A Proposal of a Supply Chain Security Model for Generative AI

A Proposal of a Supply Chain Security Model for Generative AI

연구 분야: Verification

학회: International Conference on Information Security Applications

As technology continues to evolve and integrate into every aspect of our lives, effective technology management is becoming increasingly critical. Among the latest significant topics in this field is supply chain security management. The growing complexity of technology and the expansion of open-source platforms, cloud services, and other technologies have amplified the roles and authorizations of various third parties involved in the technology supply chain. This has led to a rise in supply chain attacks leveraging these third parties, as such attacks are relatively accessible for attackers and highly efficient; a single successful attack can compromise similar systems. Generative AI systems are particularly vulnerable to supply chain attacks due to their complex and interconnected nature. These systems comprise various elements such as data, models, and infrastructure that continuously evolve, forming a dynamic system ecosystem. As a result, compromising even a minor component of the generative AI system ecosystem can jeopardize the entire system.
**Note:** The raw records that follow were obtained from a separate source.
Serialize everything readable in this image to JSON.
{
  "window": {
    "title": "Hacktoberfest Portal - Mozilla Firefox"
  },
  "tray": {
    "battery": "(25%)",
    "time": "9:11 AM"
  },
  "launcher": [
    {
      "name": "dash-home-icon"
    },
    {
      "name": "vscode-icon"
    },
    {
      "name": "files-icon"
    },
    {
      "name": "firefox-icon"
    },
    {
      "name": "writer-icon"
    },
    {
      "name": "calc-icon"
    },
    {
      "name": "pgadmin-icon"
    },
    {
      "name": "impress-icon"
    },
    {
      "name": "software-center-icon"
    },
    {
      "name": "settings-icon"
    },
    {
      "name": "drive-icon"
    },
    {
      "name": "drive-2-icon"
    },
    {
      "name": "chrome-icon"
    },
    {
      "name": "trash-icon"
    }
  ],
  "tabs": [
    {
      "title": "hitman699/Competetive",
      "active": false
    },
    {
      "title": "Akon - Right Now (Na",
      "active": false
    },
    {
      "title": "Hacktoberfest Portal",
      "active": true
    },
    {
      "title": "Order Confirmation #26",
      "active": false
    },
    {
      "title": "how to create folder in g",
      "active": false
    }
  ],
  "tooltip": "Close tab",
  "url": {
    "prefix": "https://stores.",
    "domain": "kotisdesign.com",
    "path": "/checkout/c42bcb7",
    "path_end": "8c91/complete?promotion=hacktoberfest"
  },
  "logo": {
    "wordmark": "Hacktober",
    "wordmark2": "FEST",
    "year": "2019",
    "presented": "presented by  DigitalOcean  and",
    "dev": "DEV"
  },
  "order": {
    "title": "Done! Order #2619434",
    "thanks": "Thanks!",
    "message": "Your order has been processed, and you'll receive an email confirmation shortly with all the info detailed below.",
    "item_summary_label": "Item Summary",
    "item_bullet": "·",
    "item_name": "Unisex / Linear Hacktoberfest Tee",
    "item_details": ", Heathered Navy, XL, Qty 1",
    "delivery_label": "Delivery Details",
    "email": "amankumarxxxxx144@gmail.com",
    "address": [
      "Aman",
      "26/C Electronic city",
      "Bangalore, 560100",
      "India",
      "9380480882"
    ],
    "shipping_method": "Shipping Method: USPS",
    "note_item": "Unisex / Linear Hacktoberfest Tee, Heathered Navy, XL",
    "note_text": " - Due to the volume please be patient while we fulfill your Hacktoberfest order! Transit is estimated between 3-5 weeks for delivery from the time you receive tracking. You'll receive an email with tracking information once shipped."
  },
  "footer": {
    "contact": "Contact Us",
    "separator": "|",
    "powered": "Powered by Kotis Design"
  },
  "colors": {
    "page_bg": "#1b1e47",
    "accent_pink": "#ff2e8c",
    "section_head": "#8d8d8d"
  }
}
In this paper, we emphasize the importance of supply chain security for generative AI. We define supply chain security for generative AI through an analysis of the structure of these systems and propose a security model for managing supply chain security. This model is based on a comprehensive examination of major security standards and guidelines related to generative AI. We conceptualize generative AI supply chain security as the implementation of strategies, processes, and controls to secure the entire lifecycle of a generative AI system—from source, design, and development to deployment and maintenance. Our aim is to protect data preprocessing, source code, learning algorithms, third-party libraries, and related components such as prompts and infrastructure from potential vulnerabilities, threats, and attacks. This includes securing the AI system development process, ensuring the reliability of service providers, and implementing continuous surveillance and vulnerability management techniques, and more.